En dehors des États-Unis, Amazon a également signé un premier accord d’envergure au Royaume-Uni où le groupe a obtenu début août les droits de diffusion en direct du circuit ATP (principaux tournois de tennis masculin à l’exception des tournois du Grand Chelem) au détriment de Sky. Le site de commerce en ligne aurait dépensé jusqu’à 10 millions de livres par an pour obtenir ces droits d’après The Guardian. Sky, dont le contrat court jusqu’en 2018, payait jusqu’alors 8 M£ par an pour ces mêmes droits.

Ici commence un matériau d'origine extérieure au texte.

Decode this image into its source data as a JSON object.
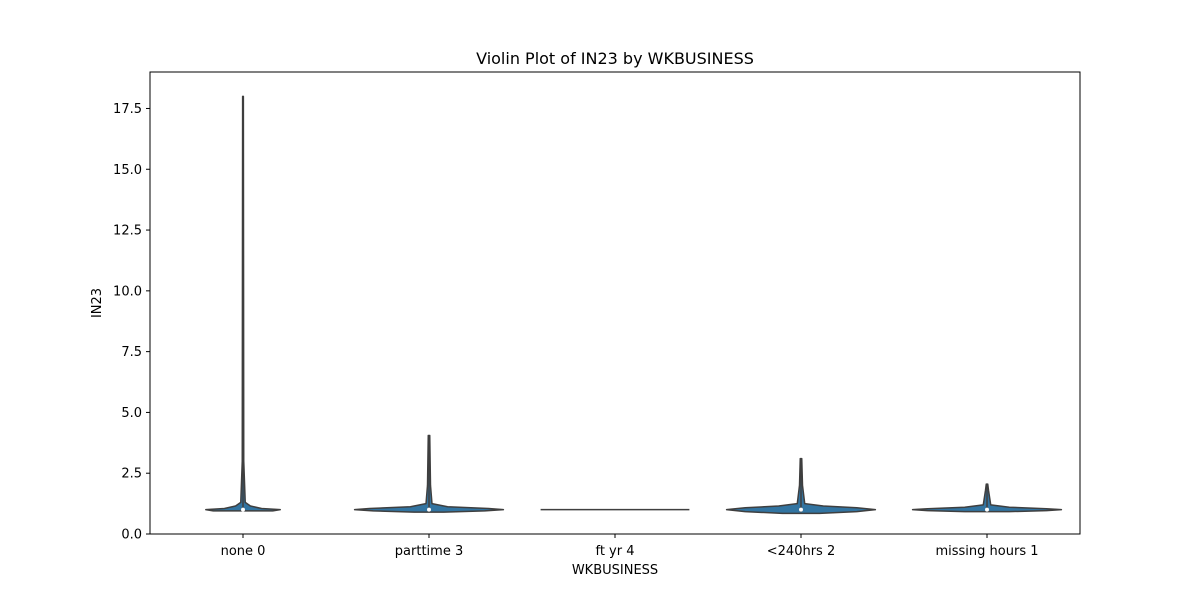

Amazon lorgnerait sur les droits du championnat de football anglais
Au moment de l’obtention des droits du circuit ATP, les analystes britanniques estimaient qu’il était de plus en plus envisageable qu’Amazon se positionne sur les prochains droits de diffusion de la Premier League. Près de deux mois plus tard, cette hypothèse vient de prendre de l’épaisseur après qu’Ed Woodward, le vice-président de Manchester United, ait lui aussi évoqué cette éventualité lors d’une conférence téléphonique avec des investisseurs : « je pense qu’ils [Amazon et Facebook] vont entrer dans la danse ». Le dirigeant mancunien s’attend à ce que les deux géants du net se joignent à la table et viennent concurrencer les chaînes BT et Sky, détentrices des droits domestiques de la Premier League sur la période 2016-2019 pour un total de 5,136 milliards de livres (auxquels s’ajoutent 3,1 Mds £ de droits internationaux).
Cette indiscrétion confirme l’intérêt des géants d’internet pour les compétitions sportives de premier plan. Un intérêt qui n’est pas nouveau puisque le patron de Manchester United a révélé qu’Amazon et Facebook s’étaient déjà montrés fortement intéressés lors du précédent cycle d’appel d’offres. L’arrivée de ces nouveaux concurrents, qu’ils parviennent à remporter un lot ou non, ne pourra qu’être bénéfique pour le championnat anglais qui confortera son statut de ligue de football la plus chère au monde. En effet, selon les premiers calculs des analystes, la chaîne Sky, qui avait déboursé à elle seule 4,2 Mds £ pour diffuser la Premier League sur trois saisons, devrait augmenter son offre d’au moins 45% pour conserver ses droits, soit près de 2 Mds £ supplémentaires. D’après les médias britanniques, les négociations devraient débuter dans les prochains mois et se conclure en février 2018.